Lazy Sunday XXXVI: Best of the Reblogs, Part I

Last week’s posts had me diving into the blogs of some good friends.  Friday’s post featured blogger and musician friend fridrix’s Corporate History InternationalWednesday’s post looked at the writings of another blogger friend, Bette Cox.  And I daily read the blogs of photog (Orion’s Cold Fire) and Nebraska Energy Observer.  Indeed, one of the joys of blogging is discovering other bloggers’ work (I almost forgot Gordon Scheaffer‘s excellent history blog, Practically Historical).

In the spirit of these intrepid citizen journalists and commentators—and the cheeky fun and intellectual grit of their blogs—I thought I should pay homage to the posts that, when I’m struggling with writer’s block, helped me slap together some daily content.

I’ll be presenting these posts in chronological order in which I initially reblogged them, so if you don’t show up these week, Internet Friends, don’t worry; you’ll make it up here eventually!

  • Reblog: The Falling Down Revolt” –  This post examined photog’s “The Falling Down Revolt” essay, one of the most trenchant pieces I’ve read this year.  The issue that photog address is what dissident blogger Z-Man calls “anarcho-tyranny“; that is, the state in which all manner of violent and property crimes occur unmolested, but law-abiding citizens get the shaft.  The tiniest infraction gets convicted if you’re the average American citizen, but if you’re an illegal immigrant or a welfare-moocher of a certain background, you skate.  Police are ineffective at catching the real bad guys, so they ding you for rolling through a stop sign with no traffic on the road, or the government comes after you because you’re eight bucks short on your taxes.

    That situation leads to frustration among society’s straight-man.  Why do rule followers get the brunt of the state’s terrible force, but criminals blatantly break the rules, and get off scot-free?  It’s a recipe for an awakening.

  • Reblog: New White Shoe Review for You” – This piece reviewed fridrix’s review of a book about Wall Street during the Progressive Era of the early twentieth century.  It’s a fantastic review, and I recommend you check out it and fridrix’s other writings at Corporate History International.
  • Reblog: Of Grills and Men” – One of the most important bloggers in both the manosphere and the traditional Christian Right today is Dalrock.  I featured Dalrock on one of my lists of excellent dissident writers.  The occasion for this post was the infamous Gillette ad in which men were portrayed as toxic abusers and advocates of kid-on-kid violence.  Yeesh!  Get woke, go broke, as they say.

That’s it for this week.  Enjoy the waning hours of your glorious weekend!

—TPP

Other Lazy Sunday Installments:

Reblog: The Falling Down Revolt

Blogger photog of Orion’s Cold Fire has written a trenchant, insightful essay about the political and cultural revolution occurring in the United States now.  It’s called “The Falling Down Revolt,” taking its name from the 1993 film Falling Down, starring Michael Douglas.

In that film (as photog explains in a follow-up essay, “I’m the Bad Guy?
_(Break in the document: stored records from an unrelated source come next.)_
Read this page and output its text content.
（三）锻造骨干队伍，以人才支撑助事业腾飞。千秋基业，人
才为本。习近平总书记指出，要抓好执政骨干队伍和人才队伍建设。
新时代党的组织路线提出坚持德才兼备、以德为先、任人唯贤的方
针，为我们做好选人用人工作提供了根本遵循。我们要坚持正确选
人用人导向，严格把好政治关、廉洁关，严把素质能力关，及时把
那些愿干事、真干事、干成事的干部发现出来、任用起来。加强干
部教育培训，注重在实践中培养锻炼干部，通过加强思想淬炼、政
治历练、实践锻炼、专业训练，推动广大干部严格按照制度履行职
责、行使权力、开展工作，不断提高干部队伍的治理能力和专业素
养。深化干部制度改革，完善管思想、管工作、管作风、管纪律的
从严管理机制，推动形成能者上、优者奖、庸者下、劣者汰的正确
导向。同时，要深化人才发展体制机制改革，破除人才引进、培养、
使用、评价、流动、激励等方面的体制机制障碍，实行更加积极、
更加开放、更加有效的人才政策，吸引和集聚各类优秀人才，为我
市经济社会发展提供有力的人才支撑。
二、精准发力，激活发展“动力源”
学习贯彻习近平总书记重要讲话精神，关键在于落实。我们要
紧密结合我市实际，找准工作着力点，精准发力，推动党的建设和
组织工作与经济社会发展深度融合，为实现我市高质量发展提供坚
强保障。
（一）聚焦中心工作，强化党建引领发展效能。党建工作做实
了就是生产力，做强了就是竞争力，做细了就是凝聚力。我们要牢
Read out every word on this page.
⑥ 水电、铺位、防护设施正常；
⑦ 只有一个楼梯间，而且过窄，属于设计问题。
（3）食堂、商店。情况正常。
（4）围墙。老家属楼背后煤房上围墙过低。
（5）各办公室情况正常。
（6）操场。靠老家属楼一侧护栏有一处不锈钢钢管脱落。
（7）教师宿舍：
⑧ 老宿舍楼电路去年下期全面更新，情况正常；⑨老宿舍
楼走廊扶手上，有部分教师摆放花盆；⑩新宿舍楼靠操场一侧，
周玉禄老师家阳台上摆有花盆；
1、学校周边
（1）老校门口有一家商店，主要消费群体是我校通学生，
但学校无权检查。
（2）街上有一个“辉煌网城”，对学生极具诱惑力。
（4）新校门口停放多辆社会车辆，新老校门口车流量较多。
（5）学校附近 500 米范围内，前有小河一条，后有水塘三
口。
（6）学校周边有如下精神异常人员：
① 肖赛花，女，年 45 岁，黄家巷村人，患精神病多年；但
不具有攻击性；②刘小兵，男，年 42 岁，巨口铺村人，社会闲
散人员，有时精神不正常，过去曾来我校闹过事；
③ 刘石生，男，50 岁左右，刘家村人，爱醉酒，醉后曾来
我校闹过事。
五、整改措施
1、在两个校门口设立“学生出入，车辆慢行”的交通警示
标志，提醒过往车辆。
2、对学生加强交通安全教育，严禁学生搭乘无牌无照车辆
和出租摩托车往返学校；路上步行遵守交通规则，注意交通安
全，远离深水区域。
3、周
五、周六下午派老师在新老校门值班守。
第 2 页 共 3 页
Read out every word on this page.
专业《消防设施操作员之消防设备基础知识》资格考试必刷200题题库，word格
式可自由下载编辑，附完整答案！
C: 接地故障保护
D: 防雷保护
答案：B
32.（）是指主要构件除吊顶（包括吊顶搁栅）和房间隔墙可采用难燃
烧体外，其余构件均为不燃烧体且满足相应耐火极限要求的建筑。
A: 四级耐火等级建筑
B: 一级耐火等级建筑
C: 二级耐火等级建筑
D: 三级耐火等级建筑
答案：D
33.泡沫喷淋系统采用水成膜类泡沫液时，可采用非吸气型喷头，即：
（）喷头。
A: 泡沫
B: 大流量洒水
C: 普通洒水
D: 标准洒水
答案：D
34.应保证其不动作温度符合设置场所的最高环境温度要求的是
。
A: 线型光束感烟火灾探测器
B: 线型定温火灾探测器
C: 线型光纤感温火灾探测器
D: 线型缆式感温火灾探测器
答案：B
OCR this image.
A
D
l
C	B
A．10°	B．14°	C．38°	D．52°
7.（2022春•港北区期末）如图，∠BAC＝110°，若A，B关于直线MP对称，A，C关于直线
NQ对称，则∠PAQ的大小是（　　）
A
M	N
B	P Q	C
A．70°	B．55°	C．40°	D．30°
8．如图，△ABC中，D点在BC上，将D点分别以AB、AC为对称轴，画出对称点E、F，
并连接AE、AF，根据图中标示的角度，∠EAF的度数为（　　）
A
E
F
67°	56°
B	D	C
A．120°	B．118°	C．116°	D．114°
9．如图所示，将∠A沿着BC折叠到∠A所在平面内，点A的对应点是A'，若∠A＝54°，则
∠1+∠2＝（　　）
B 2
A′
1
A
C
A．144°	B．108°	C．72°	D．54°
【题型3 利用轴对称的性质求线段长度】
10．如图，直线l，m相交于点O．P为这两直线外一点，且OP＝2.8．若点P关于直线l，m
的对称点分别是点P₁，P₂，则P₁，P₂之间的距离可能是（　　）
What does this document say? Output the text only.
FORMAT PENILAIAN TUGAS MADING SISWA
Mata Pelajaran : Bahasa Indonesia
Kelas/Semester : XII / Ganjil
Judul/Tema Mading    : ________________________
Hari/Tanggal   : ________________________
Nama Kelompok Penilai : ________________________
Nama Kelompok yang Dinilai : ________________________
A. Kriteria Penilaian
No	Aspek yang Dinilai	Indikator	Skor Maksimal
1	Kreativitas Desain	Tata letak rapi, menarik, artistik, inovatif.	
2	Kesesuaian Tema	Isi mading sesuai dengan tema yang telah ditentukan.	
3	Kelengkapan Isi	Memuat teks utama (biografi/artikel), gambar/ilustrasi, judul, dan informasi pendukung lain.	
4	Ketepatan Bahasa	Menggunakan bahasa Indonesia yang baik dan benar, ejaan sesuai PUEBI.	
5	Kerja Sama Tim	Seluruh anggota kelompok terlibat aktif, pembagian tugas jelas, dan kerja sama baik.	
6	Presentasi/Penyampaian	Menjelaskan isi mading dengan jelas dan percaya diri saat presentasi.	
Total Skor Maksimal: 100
How Did That Happen?“), Douglas plays a disgruntled private defense contractor who, despite obeying all the rules and following the script that was meant to guarantee a decent life, has lost his job, his family, and, ultimately, his sanity.  After facing numerous obstacles and inconveniences of post-modern life—gang violence, traffic jams, fast-food bureaucracy, etc.—the protagonist snaps, going on an intense, cathartic killing spree.

For photog, the film serves as a metaphor for average Americans who do everything they’re supposed to do—work, support their families, pay their taxes, obey the law—but are, in turn, rewarded with scorn, derision, and indifference (or even hatred) from political and cultural elites.  Those elites don’t see these Americans as the backbone of the country, but as “backwards” rubes who cling to outmoded, bourgeois and traditional social values.

Neither photog or myself are suggesting that working- and middle-class Americans should erupt into a bev-rage this summer; rather, the frustration many Americans (including ourselves) feel is that of being hoodwinked.  Instead of the beautiful cheeseburger in the picture, we got a squishy, shriveled mess.

In a comment on photog’s essay, I drew a parallel to the 2018 remake of Death Wish starring Bruce Willis.  To self-indulgently and arrogantly quote myself:

[T]his guy [Willis’s character] that did everything right was screwed by an elite indifferent to and incapable of addressing a rising tide of criminality and violence. He finally broke and took matters into his own hands. I’m not endorsing vigilantism, but he realized he was a chump.

I think (metaphorically) the country has woken up to the chumpitude our elites foisted on us for so long. Tucker Carlson’s monologue diagnoses this malady thoroughly, as you and I have both written about.  (Hyperlink added)

The “Falling Down Revolt” is an excellent name for this movement of normal, traditional Americans who just want a fair shake—and who are tired of being blamed for everyone else’s problems while their own are steadfastly ignored or ridiculed.  Kudos to photog for coining and applying such an apt metaphor.